Kiln n’est pas la seule entreprise à avoir levé des fonds. Comme on l'a indiqué plus haut, Dogami a aussi levé un peu moins de 10 millions d'euros.

Selon les derniers chiffres de l’organisation Crypto Valley Venture Capital (CVVC), l’écosystème européen a levé au total 1 milliard de dollars au troisième trimestre, soit autant que sur le premier trimestre 2022 et légèrement moins qu’au deuxième trimestre (1,4 milliard de dollars) 💶.

De fait, jamais les fonds crypto n’ont eu autant d’argent. Ils sont juste encore un peu plus sélectifs. “Il faut laisser les choses retomber et revenir à des valorisations plus réalistes”, explique Luc Jodet, responsable du fonds Web3 & Crypto chez XAnge.

Ce type de période est en effet propice à une sorte d’assainissement du secteur. “On a vu passer tout et n’importe quoi pendant deux ans, et la crise va permettre de faire le ménage”, confirme de son côté un business angel crypto. “Le Bear Market va faire son oeuvre et les clowns vont partir”, souligne un autre.

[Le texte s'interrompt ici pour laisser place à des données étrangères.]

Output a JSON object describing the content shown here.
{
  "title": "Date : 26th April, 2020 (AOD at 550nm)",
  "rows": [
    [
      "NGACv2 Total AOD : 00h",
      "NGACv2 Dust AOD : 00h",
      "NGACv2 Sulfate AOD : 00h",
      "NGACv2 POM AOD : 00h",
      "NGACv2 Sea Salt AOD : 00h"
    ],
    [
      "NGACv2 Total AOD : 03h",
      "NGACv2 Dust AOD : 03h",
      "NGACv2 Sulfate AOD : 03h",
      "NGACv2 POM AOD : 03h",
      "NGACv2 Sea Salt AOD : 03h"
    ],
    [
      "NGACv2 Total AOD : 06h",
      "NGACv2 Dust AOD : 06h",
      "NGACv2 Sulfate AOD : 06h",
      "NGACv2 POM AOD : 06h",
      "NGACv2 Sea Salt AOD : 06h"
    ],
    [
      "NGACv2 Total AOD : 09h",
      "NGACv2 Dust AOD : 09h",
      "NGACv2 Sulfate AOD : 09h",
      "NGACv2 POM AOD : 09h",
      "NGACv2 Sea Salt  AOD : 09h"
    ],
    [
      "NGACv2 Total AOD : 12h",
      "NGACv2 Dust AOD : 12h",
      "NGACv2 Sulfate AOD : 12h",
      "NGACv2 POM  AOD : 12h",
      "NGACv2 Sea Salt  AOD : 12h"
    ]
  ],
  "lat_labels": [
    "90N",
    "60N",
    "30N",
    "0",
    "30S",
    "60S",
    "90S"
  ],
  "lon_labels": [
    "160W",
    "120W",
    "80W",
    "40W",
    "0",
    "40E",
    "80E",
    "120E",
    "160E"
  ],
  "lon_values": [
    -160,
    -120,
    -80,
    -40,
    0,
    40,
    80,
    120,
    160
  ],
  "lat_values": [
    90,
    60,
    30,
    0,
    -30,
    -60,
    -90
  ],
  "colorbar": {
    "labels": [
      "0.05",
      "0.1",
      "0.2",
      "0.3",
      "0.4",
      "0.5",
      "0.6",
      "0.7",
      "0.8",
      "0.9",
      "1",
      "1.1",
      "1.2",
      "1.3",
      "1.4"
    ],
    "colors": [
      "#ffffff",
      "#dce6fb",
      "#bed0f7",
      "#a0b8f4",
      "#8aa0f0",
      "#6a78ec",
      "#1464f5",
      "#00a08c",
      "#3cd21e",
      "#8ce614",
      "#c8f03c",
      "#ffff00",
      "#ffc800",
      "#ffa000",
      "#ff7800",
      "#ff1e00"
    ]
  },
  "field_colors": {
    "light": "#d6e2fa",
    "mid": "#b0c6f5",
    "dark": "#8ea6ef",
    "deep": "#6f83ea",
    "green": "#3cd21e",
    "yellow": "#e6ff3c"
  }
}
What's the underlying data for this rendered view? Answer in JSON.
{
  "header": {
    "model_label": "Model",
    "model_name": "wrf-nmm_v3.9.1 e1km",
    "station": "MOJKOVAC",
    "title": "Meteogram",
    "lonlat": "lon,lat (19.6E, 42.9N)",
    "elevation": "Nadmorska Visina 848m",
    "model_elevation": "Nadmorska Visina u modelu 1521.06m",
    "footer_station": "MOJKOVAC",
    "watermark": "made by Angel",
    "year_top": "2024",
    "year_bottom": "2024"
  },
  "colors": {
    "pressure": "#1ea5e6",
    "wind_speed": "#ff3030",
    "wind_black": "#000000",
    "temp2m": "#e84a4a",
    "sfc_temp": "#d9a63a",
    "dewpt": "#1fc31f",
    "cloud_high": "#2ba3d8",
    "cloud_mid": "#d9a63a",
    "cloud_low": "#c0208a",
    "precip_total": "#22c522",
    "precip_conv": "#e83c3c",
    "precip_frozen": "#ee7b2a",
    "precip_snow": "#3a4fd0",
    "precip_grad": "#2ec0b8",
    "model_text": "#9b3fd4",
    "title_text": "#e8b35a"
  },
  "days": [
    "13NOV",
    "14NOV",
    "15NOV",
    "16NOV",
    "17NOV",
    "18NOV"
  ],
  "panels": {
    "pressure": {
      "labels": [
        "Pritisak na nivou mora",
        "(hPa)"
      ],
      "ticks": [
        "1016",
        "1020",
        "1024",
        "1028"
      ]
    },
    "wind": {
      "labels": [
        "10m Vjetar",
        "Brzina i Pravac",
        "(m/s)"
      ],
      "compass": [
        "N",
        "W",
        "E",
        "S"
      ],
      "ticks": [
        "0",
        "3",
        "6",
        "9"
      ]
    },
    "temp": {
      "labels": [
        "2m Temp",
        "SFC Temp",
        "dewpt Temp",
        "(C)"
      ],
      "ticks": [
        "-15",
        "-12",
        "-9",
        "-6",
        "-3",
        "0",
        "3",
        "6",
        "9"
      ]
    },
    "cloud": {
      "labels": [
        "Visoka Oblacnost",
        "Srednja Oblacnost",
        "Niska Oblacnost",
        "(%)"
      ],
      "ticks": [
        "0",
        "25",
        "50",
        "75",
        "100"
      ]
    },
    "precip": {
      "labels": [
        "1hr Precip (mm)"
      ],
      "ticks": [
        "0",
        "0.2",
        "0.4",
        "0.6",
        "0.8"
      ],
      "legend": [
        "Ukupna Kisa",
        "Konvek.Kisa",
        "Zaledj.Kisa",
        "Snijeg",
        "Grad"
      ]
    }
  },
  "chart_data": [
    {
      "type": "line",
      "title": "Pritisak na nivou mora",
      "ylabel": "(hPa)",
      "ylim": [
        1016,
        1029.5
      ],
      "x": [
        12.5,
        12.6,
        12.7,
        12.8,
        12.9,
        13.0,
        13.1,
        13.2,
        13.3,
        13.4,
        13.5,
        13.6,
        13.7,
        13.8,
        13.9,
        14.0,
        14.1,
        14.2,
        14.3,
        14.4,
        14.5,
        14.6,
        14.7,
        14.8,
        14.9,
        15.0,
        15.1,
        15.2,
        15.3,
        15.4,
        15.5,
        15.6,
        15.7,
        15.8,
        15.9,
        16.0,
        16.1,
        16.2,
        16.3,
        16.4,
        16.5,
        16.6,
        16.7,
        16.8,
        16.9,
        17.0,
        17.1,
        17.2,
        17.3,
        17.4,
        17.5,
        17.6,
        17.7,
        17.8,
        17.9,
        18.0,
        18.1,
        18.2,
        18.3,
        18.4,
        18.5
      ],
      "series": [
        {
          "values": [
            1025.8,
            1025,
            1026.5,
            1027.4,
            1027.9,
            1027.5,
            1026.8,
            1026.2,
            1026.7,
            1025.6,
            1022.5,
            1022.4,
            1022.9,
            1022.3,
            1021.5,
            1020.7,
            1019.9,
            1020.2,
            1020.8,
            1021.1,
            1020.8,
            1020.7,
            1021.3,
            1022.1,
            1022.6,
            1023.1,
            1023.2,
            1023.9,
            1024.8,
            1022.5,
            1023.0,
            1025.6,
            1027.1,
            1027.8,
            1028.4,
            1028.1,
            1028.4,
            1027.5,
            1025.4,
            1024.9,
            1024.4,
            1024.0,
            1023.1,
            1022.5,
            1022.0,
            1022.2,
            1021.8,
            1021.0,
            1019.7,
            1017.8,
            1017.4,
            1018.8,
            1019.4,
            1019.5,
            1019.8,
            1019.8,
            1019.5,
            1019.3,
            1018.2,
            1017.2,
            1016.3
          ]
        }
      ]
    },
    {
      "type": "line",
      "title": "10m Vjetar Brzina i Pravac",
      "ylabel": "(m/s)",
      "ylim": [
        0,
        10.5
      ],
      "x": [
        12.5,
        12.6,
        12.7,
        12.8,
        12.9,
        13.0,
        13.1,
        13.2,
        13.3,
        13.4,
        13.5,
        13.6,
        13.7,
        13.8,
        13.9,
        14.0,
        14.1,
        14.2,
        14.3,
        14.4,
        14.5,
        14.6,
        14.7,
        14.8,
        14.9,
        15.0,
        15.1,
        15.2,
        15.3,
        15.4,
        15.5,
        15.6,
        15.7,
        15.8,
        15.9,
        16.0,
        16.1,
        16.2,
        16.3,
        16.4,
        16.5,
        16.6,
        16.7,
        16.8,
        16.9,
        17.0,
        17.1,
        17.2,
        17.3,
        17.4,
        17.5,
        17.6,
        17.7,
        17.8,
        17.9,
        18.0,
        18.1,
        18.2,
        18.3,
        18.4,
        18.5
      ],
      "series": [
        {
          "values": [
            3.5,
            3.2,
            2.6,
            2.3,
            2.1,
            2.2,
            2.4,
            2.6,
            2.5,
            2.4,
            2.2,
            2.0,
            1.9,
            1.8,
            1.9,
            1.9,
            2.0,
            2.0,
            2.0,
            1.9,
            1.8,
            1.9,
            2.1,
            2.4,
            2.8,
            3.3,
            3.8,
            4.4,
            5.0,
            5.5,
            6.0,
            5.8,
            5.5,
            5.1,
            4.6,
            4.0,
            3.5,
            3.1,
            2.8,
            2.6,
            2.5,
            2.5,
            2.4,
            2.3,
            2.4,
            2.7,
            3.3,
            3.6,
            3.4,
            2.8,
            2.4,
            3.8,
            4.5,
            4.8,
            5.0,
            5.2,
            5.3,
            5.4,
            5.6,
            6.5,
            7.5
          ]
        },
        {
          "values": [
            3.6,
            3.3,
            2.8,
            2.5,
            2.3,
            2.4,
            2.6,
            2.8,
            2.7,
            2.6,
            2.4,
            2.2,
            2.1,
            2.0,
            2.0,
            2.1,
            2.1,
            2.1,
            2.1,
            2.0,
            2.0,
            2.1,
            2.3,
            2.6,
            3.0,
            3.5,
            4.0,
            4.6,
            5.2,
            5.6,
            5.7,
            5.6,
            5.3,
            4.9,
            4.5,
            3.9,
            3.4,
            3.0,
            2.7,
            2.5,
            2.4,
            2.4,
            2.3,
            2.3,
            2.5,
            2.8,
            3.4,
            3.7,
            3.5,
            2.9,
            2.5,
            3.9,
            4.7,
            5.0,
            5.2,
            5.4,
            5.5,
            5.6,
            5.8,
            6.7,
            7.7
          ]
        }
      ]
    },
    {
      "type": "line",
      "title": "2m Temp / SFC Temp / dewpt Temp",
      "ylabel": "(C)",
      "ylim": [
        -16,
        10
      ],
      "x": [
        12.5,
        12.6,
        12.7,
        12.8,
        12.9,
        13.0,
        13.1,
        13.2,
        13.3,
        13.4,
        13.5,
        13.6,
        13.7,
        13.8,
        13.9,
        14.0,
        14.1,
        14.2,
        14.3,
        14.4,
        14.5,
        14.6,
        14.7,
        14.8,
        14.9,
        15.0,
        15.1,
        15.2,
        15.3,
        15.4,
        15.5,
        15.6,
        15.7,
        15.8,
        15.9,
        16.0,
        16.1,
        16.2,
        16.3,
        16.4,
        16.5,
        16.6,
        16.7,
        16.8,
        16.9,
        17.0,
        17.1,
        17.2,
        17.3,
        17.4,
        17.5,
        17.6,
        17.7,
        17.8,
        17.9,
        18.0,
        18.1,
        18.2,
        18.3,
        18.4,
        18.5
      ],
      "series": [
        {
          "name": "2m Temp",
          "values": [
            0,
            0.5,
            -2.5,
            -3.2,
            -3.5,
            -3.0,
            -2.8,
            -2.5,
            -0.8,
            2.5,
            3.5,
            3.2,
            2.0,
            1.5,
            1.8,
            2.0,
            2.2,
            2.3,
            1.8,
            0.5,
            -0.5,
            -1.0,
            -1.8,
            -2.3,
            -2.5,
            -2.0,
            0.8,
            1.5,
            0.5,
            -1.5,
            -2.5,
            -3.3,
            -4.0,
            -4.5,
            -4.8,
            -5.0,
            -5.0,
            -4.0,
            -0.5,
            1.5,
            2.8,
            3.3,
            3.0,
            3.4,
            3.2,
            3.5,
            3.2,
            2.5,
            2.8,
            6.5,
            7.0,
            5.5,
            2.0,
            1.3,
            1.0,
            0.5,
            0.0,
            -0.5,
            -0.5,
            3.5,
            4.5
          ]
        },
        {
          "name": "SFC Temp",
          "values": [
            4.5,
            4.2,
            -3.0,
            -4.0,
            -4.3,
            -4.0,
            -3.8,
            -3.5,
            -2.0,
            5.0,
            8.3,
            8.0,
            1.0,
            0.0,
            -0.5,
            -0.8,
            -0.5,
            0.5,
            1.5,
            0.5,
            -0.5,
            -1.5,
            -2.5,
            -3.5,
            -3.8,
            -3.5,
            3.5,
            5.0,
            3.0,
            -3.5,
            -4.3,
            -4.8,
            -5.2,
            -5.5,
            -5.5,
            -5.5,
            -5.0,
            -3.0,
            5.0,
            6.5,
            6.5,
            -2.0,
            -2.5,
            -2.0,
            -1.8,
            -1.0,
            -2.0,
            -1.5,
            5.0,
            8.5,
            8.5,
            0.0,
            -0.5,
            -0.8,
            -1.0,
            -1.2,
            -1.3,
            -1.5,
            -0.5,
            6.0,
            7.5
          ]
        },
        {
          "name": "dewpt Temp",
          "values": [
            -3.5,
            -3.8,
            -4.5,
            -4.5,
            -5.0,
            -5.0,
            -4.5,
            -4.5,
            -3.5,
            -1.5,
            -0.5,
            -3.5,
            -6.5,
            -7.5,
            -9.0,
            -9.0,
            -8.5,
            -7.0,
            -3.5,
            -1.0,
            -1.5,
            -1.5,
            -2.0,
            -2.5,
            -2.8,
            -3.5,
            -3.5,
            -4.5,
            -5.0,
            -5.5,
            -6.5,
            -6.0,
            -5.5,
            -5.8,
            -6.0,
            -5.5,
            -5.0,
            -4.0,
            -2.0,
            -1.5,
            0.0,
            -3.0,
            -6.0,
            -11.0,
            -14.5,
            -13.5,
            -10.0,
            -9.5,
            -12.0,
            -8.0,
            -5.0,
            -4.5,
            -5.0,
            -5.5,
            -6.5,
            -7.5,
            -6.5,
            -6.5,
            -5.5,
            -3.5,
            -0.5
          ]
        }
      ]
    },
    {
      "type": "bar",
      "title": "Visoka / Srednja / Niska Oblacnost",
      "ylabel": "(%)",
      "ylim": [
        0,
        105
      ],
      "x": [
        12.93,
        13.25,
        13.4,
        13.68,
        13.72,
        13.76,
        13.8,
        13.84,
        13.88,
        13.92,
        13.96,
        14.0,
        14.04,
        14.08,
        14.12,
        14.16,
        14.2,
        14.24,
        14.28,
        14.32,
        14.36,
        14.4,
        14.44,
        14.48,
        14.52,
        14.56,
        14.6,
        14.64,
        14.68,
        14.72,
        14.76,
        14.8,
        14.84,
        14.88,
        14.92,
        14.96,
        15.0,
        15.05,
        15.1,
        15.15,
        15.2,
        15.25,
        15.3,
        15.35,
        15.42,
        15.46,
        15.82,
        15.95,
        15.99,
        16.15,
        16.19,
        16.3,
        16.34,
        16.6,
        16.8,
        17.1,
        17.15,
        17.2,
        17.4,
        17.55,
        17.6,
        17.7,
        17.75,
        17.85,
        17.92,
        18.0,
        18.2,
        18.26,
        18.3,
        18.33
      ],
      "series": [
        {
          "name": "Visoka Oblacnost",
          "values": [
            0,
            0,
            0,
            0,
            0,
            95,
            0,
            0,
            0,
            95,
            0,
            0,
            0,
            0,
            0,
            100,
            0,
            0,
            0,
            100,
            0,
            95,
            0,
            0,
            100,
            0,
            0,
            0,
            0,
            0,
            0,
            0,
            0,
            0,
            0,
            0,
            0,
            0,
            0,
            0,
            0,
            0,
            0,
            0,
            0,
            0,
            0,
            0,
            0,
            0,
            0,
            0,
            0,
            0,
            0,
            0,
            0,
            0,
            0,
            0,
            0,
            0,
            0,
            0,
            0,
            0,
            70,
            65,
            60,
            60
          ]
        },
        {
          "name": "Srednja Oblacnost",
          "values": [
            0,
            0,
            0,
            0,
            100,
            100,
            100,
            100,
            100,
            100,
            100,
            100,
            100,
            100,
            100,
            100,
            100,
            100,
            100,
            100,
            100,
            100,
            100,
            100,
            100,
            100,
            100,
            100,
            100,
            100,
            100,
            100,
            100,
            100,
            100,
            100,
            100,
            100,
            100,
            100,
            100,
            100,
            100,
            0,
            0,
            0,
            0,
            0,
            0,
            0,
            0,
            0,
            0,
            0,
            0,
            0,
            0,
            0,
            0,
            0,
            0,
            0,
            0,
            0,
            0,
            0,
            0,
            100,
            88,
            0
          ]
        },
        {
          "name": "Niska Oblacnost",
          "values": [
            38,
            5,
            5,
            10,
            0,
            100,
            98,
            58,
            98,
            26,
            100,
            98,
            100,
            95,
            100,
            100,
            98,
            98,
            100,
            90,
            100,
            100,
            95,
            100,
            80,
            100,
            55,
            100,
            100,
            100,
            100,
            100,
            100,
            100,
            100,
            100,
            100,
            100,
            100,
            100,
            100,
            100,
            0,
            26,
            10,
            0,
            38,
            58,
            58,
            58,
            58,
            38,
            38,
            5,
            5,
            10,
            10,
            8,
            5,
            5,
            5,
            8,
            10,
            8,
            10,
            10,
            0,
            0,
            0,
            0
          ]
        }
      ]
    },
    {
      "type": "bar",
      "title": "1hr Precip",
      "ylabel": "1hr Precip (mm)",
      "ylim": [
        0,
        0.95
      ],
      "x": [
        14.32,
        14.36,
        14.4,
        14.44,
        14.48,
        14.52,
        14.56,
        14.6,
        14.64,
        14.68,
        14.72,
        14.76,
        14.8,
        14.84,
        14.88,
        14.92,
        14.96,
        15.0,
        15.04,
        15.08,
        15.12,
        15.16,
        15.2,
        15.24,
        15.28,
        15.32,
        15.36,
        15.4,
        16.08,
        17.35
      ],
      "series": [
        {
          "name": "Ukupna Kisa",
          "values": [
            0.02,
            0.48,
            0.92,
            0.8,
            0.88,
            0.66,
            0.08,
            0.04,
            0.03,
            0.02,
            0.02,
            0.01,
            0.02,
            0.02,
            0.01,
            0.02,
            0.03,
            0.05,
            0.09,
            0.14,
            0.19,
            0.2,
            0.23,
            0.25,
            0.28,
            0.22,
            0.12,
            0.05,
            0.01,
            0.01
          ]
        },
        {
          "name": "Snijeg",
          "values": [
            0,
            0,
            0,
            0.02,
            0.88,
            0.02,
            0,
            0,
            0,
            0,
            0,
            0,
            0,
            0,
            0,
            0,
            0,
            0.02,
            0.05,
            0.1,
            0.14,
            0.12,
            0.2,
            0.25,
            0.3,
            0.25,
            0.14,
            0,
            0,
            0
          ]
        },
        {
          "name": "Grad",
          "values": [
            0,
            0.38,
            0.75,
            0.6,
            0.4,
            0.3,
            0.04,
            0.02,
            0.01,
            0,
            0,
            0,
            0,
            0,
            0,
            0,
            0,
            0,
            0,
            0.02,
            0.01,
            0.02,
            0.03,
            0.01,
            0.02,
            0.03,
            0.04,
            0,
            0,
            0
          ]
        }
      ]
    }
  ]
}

Le secteur des NFTs est de ce point de vue l’un des plus significatifs.

Le marché a littéralement explosé en 2021 avec de nouvelles collections qui se lançaient chaque semaine. Si certaines, comme les Bored Ape (retrouvez notre enquête), ont réussi à se faire une belle place, d’autres ont presque disparu de la circulation.

“Le secteur est en train de mûrir. Il y a une sorte de frénésie, mais la récente baisse n’a en rien entamé la dynamique. Il y a toujours autant de projets et de plus en plus d’acteurs sérieux”, explique Lucie-Eléonore Riveron, directrice de la NFT Factory à Paris.

Le signe d’un secteur en bonne santé 🔋.